Last Iterate Convergence of Incremental Methods and Applications in Continual Learning
Xufeng Cai, Jelena Diakonikolas
TL;DR
The paper establishes non-ergodic, last-iterate convergence guarantees for incremental gradient and proximal methods handling finite-sum convex objectives, with clear motivation from continual learning. It derives matching-or-near-matching oracle complexity bounds to the best known average-iterate results, including extensions to shuffled permutations and increasing weighted averaging. For IGD and IPM in smooth convex settings, the last-iterate rates closely mirror average-iterate rates, while in convex Lipschitz cases IPM achieves $\widetilde{\mathcal{O}}(\frac{G^2 T \|x_0-x_\*\|^2}{\epsilon^2})$ bounds; inexact proximal evaluations are accommodated as well. The work also models continual learning via ridge-type regularization in IPM, highlighting both its potential to mitigate forgetting and its limitations, with results showing that forgetting can be catastrophic under insufficient regularization and that regularization must scale polynomially with problem parameters to achieve target accuracy.
Abstract
Incremental gradient and incremental proximal methods are a fundamental class of optimization algorithms used for solving finite sum problems, broadly studied in the literature. Yet, without strong convexity, their convergence guarantees have primarily been established for the ergodic (average) iterate.

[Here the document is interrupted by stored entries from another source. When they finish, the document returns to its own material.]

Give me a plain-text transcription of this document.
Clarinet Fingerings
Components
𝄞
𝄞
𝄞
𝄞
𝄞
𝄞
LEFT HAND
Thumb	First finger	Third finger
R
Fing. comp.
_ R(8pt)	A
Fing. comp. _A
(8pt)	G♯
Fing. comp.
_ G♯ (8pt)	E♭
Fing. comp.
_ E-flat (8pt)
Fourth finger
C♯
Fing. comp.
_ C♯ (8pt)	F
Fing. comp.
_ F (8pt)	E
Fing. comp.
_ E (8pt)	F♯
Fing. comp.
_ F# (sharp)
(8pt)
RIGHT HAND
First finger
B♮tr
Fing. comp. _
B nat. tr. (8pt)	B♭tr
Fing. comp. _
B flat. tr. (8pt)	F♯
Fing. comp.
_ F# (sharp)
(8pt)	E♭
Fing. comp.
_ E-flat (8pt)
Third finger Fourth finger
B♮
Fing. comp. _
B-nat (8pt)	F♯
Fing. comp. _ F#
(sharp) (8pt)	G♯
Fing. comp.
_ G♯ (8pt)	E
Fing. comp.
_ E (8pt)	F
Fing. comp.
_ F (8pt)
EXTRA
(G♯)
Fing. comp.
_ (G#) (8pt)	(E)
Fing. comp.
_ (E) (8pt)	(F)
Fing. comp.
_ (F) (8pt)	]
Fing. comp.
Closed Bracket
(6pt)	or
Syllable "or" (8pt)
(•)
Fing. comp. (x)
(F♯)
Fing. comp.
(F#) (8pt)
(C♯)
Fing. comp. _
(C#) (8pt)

Motivated by applications in continual learning, we obtain the first convergence guarantees for the last iterate of both incremental gradient and incremental proximal methods, in general convex smooth (for both) and convex Lipschitz (for the proximal variants) settings. Our oracle complexity bounds for the last iterate nearly match (i.e., match up to a square-root-log or a log factor) the best known oracle complexity bounds for the average iterate, for both classes of methods. We further obtain generalizations of our results to weighted averaging of the iterates with increasing weights and for randomly permuted ordering of updates. We study incremental proximal methods as a model of continual learning with generalization and argue that large amount of regularization is crucial to preventing catastrophic forgetting. Our results generalize last iterate guarantees for incremental methods compared to state of the art, as such results were previously known only for overparameterized linear models, which correspond to convex quadratic problems with infinitely many solutions.